I am playing with augmentation of data in Keras lately and I am using basic ImageDataGenerator. I learned the hard way it is actually a generator, not iterator (because type(train_aug_ds)
gives <class 'keras.preprocessing.image.DirectoryIterator'>
I thought it is an iterator). I also checked few blogs about using it, but they don't answer all my questions.
So, I loaded my data like this:
train_aug = ImageDataGenerator(
rescale=1./255,
horizontal_flip=True,
height_shift_range=0.1,
width_shift_range=0.1,
brightness_range=(0.5,1.5),
zoom_range = [1, 1.5],
)
train_aug_ds = train_aug.flow_from_directory(
directory='./train',
target_size=image_size,
batch_size=batch_size,
)
And to train my model I did the following:
model.fit(
train_aug_ds,
epochs=150,
validation_data=(valid_aug_ds,),
)
And it worked. I am a bit confused how it works, because train_aug_ds
is generator, so it should give infinitely big dataset.

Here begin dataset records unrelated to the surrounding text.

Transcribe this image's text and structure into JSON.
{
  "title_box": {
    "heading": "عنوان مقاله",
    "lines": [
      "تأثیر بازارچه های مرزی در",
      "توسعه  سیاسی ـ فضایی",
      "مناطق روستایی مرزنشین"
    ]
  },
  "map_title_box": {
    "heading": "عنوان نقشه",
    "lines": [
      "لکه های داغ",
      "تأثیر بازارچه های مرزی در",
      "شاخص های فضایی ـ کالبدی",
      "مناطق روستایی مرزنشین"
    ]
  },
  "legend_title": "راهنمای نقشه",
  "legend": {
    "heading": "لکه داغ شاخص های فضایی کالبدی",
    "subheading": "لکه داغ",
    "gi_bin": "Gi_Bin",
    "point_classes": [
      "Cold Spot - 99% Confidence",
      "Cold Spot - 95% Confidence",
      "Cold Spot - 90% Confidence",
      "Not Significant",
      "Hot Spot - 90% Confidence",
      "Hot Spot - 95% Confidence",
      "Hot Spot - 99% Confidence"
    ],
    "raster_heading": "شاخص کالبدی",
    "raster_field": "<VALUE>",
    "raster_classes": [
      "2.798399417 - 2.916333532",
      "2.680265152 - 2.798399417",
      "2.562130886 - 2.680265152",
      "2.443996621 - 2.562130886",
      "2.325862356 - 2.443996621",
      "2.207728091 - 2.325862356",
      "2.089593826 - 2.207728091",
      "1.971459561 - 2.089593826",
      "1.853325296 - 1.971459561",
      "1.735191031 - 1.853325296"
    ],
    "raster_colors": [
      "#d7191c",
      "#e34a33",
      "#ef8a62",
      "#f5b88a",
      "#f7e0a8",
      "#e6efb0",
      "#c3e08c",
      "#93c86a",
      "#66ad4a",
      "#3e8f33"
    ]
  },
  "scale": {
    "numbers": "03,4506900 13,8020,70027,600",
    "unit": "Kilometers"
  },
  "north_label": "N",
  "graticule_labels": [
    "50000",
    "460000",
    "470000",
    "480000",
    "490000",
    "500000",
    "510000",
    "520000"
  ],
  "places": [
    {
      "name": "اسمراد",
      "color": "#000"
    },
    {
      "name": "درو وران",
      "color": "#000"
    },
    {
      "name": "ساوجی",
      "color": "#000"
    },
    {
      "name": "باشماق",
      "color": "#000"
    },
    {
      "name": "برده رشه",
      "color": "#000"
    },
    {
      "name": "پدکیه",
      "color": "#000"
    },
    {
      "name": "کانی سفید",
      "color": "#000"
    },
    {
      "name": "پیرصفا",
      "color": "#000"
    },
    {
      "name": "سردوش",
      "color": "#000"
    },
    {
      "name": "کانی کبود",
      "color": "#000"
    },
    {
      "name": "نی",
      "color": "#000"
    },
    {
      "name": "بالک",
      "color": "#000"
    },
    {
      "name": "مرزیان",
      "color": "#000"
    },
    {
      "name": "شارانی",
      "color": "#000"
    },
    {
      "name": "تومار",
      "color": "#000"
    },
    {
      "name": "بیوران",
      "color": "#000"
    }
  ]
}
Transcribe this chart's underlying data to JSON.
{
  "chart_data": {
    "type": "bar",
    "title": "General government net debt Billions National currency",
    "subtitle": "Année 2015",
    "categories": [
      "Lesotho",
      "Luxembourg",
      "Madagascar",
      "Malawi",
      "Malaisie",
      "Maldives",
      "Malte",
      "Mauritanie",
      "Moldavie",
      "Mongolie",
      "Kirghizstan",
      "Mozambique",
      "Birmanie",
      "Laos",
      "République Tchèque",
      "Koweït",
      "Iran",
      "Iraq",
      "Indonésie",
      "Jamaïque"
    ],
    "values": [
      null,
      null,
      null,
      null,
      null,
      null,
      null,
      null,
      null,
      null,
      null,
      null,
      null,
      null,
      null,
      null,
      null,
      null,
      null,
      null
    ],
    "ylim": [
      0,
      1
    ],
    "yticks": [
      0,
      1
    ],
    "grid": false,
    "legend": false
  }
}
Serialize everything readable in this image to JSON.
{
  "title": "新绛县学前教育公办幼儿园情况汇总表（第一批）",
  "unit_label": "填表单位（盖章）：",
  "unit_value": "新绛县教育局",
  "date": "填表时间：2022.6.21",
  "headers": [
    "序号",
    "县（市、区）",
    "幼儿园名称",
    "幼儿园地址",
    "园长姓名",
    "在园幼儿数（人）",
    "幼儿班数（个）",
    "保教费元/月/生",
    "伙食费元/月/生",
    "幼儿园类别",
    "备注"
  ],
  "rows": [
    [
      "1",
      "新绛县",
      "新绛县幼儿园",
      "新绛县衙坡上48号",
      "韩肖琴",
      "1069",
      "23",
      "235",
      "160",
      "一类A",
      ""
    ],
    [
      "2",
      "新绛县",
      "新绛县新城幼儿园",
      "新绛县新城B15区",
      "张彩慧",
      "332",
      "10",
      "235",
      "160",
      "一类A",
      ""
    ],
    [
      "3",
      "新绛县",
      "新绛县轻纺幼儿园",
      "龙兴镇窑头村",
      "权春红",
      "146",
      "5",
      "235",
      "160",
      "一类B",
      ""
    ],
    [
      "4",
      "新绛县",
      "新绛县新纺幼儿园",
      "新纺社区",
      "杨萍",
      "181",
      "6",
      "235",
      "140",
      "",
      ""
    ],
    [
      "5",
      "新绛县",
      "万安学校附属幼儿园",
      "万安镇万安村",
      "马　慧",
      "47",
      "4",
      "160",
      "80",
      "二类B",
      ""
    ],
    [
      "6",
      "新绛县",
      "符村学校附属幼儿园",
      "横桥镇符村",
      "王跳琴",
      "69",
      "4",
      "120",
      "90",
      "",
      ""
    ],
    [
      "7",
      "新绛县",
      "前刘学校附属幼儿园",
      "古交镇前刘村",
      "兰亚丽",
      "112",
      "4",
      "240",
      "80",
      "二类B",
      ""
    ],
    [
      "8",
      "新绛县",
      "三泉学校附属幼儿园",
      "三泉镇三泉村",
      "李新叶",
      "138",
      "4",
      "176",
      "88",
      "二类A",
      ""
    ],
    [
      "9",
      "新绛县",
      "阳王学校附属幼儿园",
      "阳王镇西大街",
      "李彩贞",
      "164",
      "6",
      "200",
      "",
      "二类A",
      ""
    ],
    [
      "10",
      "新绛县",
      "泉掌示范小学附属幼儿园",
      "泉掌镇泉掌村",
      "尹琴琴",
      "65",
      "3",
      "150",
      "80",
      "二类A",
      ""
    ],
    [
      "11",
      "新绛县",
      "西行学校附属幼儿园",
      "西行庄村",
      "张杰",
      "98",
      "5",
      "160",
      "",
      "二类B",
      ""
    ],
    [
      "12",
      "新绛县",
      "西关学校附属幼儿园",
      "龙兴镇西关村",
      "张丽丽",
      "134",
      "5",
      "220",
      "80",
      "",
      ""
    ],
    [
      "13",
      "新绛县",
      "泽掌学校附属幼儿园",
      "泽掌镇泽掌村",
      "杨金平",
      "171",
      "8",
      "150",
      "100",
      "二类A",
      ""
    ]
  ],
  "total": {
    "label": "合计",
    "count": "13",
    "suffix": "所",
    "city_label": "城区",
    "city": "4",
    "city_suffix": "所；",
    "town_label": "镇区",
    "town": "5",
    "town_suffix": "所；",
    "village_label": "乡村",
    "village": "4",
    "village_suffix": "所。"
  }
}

And documentation says:
When passing an infinitely repeating dataset, you must specify the steps_per_epoch argument.
Which I didn't do, yet, it works. Does it somehow infer number of steps? Also, does it use only augmented data, or it also uses non-augmented images in batch?
So basically, my question is how to use this generator correctly with function fit
to have all data in my training set, including original, non-augmented images and augmented images, and to cycle through it several times/steps (right now it seems it does only one step per epoch)?
CodePudding user response:
I think the documentation can be quite confusing and I imagine the behavior is different depending on your Tensorflow and Keras version. For example, in this post, the user is describing the exact behavior you are expecting. Generally, the flow_from_directory()
method allows you to read the images directly from a directory and augment them while your model is being trained and as already stated here, it iterates for every sample in each folder every epoch. Using the following example, you can check that this is the case (on TF 2.7) by looking at the steps per epoch in the progress bar:
import tensorflow as tf
BATCH_SIZE = 64
flowers = tf.keras.utils.get_file(
'flower_photos',
'https://storage.googleapis.com/download.tensorflow.org/example_images/flower_photos.tgz',
untar=True)
img_gen = tf.keras.preprocessing.image.ImageDataGenerator(
rescale=1./255,
horizontal_flip=True,
)
train_ds = img_gen.flow_from_directory(flowers, batch_size=BATCH_SIZE, shuffle=True, class_mode='sparse')
num_classes = 5
model = tf.keras.Sequential([
tf.keras.layers.Conv2D(16, 3, padding='same', activation='relu', input_shape=(256, 256, 3)),
tf.keras.layers.MaxPooling2D(),
tf.keras.layers.Conv2D(32, 3, padding='same', activation='relu'),
tf.keras.layers.MaxPooling2D(),
tf.keras.layers.Conv2D(64, 3, padding='same', activation='relu'),
tf.keras.layers.MaxPooling2D(),
tf.keras.layers.Flatten(),
tf.keras.layers.Dense(128, activation='relu'),
tf.keras.layers.Dense(num_classes)
])
model.compile(optimizer='adam',
loss=tf.keras.losses.SparseCategoricalCrossentropy(from_logits=True))
epochs=10
history = model.fit(
train_ds,
epochs=epochs
)
Found 3670 images belonging to 5 classes.
Epoch 1/10
6/58 [==>...........................] - ETA: 3:02 - loss: 2.0608
If you wrap flow_from_directory
with tf.data.Dataset.from_generator
like this:
train_ds = tf.data.Dataset.from_generator(
lambda: img_gen.flow_from_directory(flowers, batch_size=BATCH_SIZE, shuffle=True, class_mode='sparse'),
output_types=(tf.float32, tf.float32))
You will notice that the progress bar looks like this because steps_per_epoch
has not been explicitly defined:
Epoch 1/10
Found 3670 images belonging to 5 classes.
29/Unknown - 104s 4s/step - loss: 2.0364
And if you add this parameter, you will see the steps in the progress bar:
history = model.fit(
train_ds,
steps_per_epoch = len(from_directory),
epochs=epochs
)
Found 3670 images belonging to 5 classes.
Epoch 1/10
3/58 [>.............................] - ETA: 3:19 - loss: 4.1357
Finally, to your question:
How to use this generator correctly with function fit to have all data in my training set, including original, non-augmented images and augmented images, and to cycle through it several times/step?
You can simply increase the steps_per_epoch
beyond number of samples // batch_size
by multiplying by some factor:
history = model.fit(
train_ds,
steps_per_epoch = len(from_directory)*2,
epochs=epochs
)
Found 3670 images belonging to 5 classes.
Epoch 1/10
1/116 [..............................] - ETA: 12:11 - loss: 1.5885
Now instead of 58 steps per epoch you have 116.